72. Buffalo: Alex Carrington, DE, Arkansas State

Not an edge rusher like Aaron Maybin from last year, may be able to play inside on passing downs.

73. Miami: John Jerry, OT, Ole Miss

Has battled weight issues and has work ethic concerns. Brother of Peria Jerry. If Sparano can whip him into shape he’s a good value.

74. Jacksonville: D’Anthony Smith, DT, Louisiana Tech

Bad value, bad player, bad draft so far for the Jaguars.

75. Chicago: Major Wright, DB, Florida

Major Wright will be a good player in Chicago, but I think that wide receiver was a bigger need, and an argument can be made that LaFell and Williams are better players overall.

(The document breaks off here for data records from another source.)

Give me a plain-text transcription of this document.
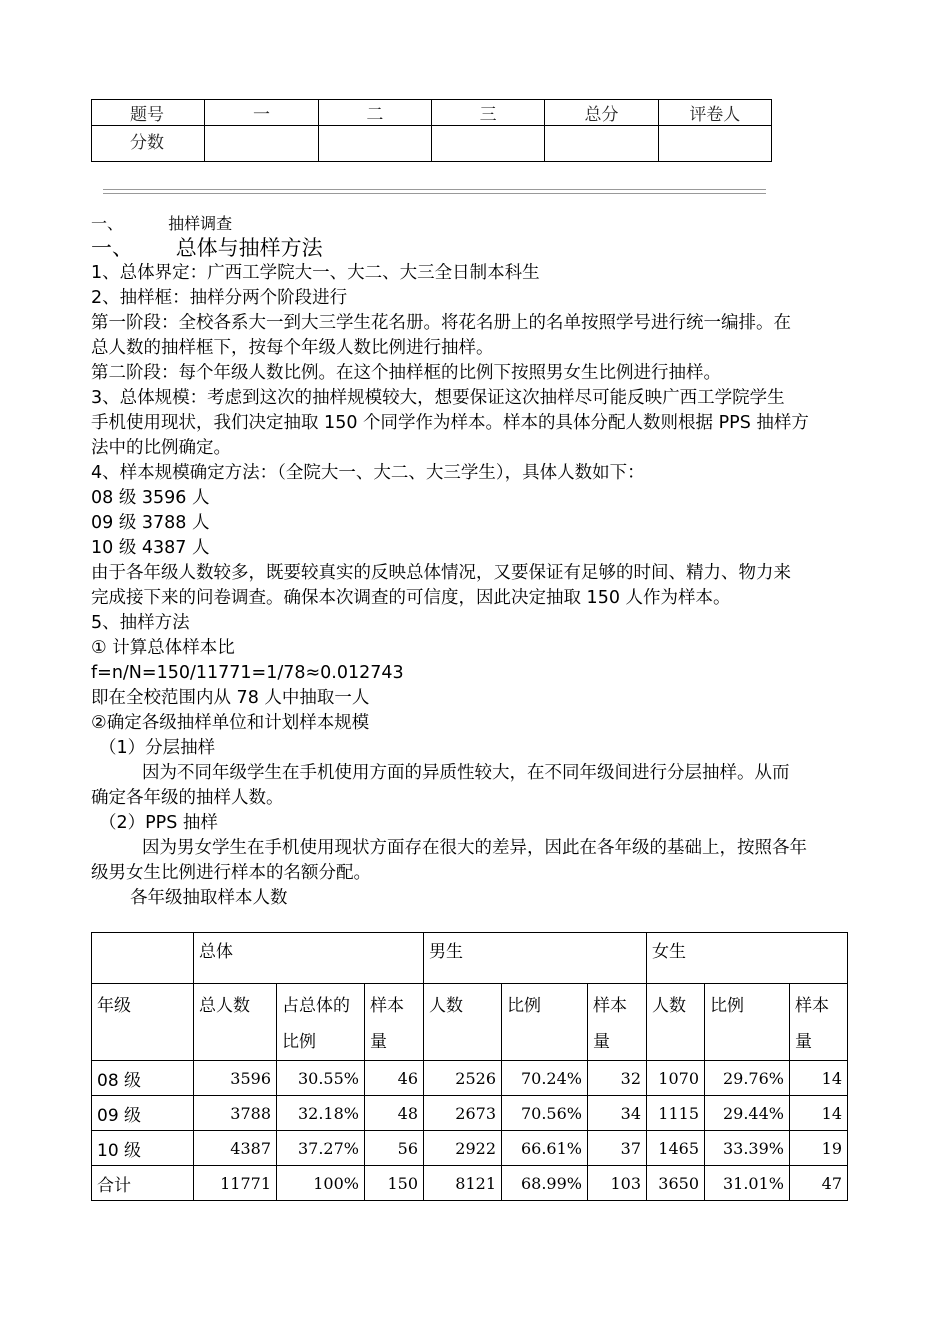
题号	一	二	三	总分	评卷人
分数					
一、	抽样调查
一、 总体与抽样方法
1、总体界定：广西工学院大一、大二、大三全日制本科生
2、抽样框：抽样分两个阶段进行
第一阶段：全校各系大一到大三学生花名册。将花名册上的名单按照学号进行统一编排。在
总人数的抽样框下，按每个年级人数比例进行抽样。
第二阶段：每个年级人数比例。在这个抽样框的比例下按照男女生比例进行抽样。
3、总体规模：考虑到这次的抽样规模较大，想要保证这次抽样尽可能反映广西工学院学生
手机使用现状，我们决定抽取 150 个同学作为样本。样本的具体分配人数则根据 PPS 抽样方
法中的比例确定。
4、样本规模确定方法：（全院大一、大二、大三学生），具体人数如下：
08 级 3596 人
09 级 3788 人
10 级 4387 人
由于各年级人数较多，既要较真实的反映总体情况，又要保证有足够的时间、精力、物力来
完成接下来的问卷调查。确保本次调查的可信度，因此决定抽取 150 人作为样本。
5、抽样方法
① 计算总体样本比
f=n/N=150/11771=1/78≈0.012743
即在全校范围内从 78 人中抽取一人
②确定各级抽样单位和计划样本规模
（1）分层抽样
因为不同年级学生在手机使用方面的异质性较大，在不同年级间进行分层抽样。从而
确定各年级的抽样人数。
（2）PPS 抽样
因为男女学生在手机使用现状方面存在很大的差异，因此在各年级的基础上，按照各年
级男女生比例进行样本的名额分配。
各年级抽取样本人数
	总体			男生			女生		
年级	总人数	占总体的比例	样本量	人数	比例	样本量	人数	比例	样本量
08 级	3596	30.55%	46	2526	70.24%	32	1070	29.76%	14
09 级	3788	32.18%	48	2673	70.56%	34	1115	29.44%	14
10 级	4387	37.27%	56	2922	66.61%	37	1465	33.39%	19
合计	11771	100%	150	8121	68.99%	103	3650	31.01%	47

76. New York Giants: Chad Jones, S, LSU

I like Chad Jones, and I like what the Giants are doing. There is a lot of emphasis right now on doubling down on corners in the draft, but the Giants aren’t ignoring the safety position.

77. Tennessee: Damian Williams, WR, USC

Great pick. If the team is going forward with Vince Young at quarterback, Williams will do everything he can to make Young look good. Great complement to Kenny Britt and Jared Cook/Bo Scaife.

78. Carolina: Brandon LaFell, WR, LSU

Great value. LaFell signals the end of Dwayne Jarrett’s career in Carolina, probably, and is a great target for Clausen/Moore.

79. San Diego: Donald Butler, LB, Washington

I love Butler only because he went to UW. Even on the inside, I think he will struggle in a 3-4.

80. Denver: J.D. Walton, C, Baylor

Probably means Beadles sticks at guard. Again, McDaniels gets the benefit of the doubt on linemen.

81. Houston: Earl Mitchell, DT, Arizona

Mitchell’s size and athleticism will give the Texans a front-four that features four athletic guys over 290 lbs, hello previous Jags defense.

82. Pittsburgh: Emmanuel Sanders, WR, SMU

Sanders is a solid route runner who played under June Jones at SMU. Should be able to step in for Santonio Holmes in a year or so.

83. Atlanta: Corey Peters, DT, Kentucky

Can be successful next to Peria Jerry, but he’s a reach, and a project.

84. Cincinnati: Jordan Shipley, WR, Texas

In man ways, Shipley will make up for the loss of T.J. Houshmandzadeh. Doesn’t have the size, but runs good routes.

85. Cleveland: Colt McCoy, QB, Texas

I’m not a huge McCoy fan, but he’s accurate, and will work hard. Great Value pick by the Browns. McCoy is the anti-Quinn.

86. Philadelphia: Daniel Te’o-Neshaim, DE, Washington

I think Te’o-Neshaim is a better fit in a 3-4, personally, but he’ll be a surprise, no homerism even.

87. Denver: Eric Decker, WR, Minnesota

Meet the 2010 version of Ed McAffrey. Decker won’t do anything that wows anyone, but his size and natural feel for the game will play in Denver.

88. Arizona: Andre Roberts, WR, The Citadel

Roberts will receive a ton of unfair comparison to Anquan Boldin. He’s a different type of receiver that will create variety in Arizona.

89. Carolina: Armanti Edwards, WR, Appalachian State

Great gadget, former QB, will take some time to become a receiver.

90. New England: Taylor Price, WR, Ohio

Good measurables, will need some time to develop. Picked for depth with Wes Welker hurt.

91. San Francisco: Navarro Bowman, LB, Michigan

Will have to play inside in 3-4, in all likelihood, but he’s a great value at the bottom of round 3.

92. Cleveland: Shaun Lauvao, OG, Arizona State

Mike Holmgren picks contributors in the middle rounds on the offensive line, but don’t expect a star.

93. Kansas City: Tony Moeaki, TE, Iowa

Moeaki replaces another, more famous Tony. He’s a reach, but he can do a lot of things with his athleticism.

94. Indianapolis: Kevin Thomas, CB, USC

Thomas has good measurables, and will succeed with coaching, which he will receive in Indy.

95. New Orleans: Jimmy Graham, TE, Miami

Graham is a project, former basketball player, time will tell how he develops. High upside, but a potentially wasted pick.

96. Cincinnati: Brandon Ghee, CB, Wake Forest

Great value, could have gone in early second round. Bengals can always use secondary depth.

97. Tennessee: Rennie Curran, LB, Georgia

A poor value, especially with Everson Griffen on the board.

98. Atlanta: Mike Johnson, OG, Alabama

Good offensive line depth but poor value.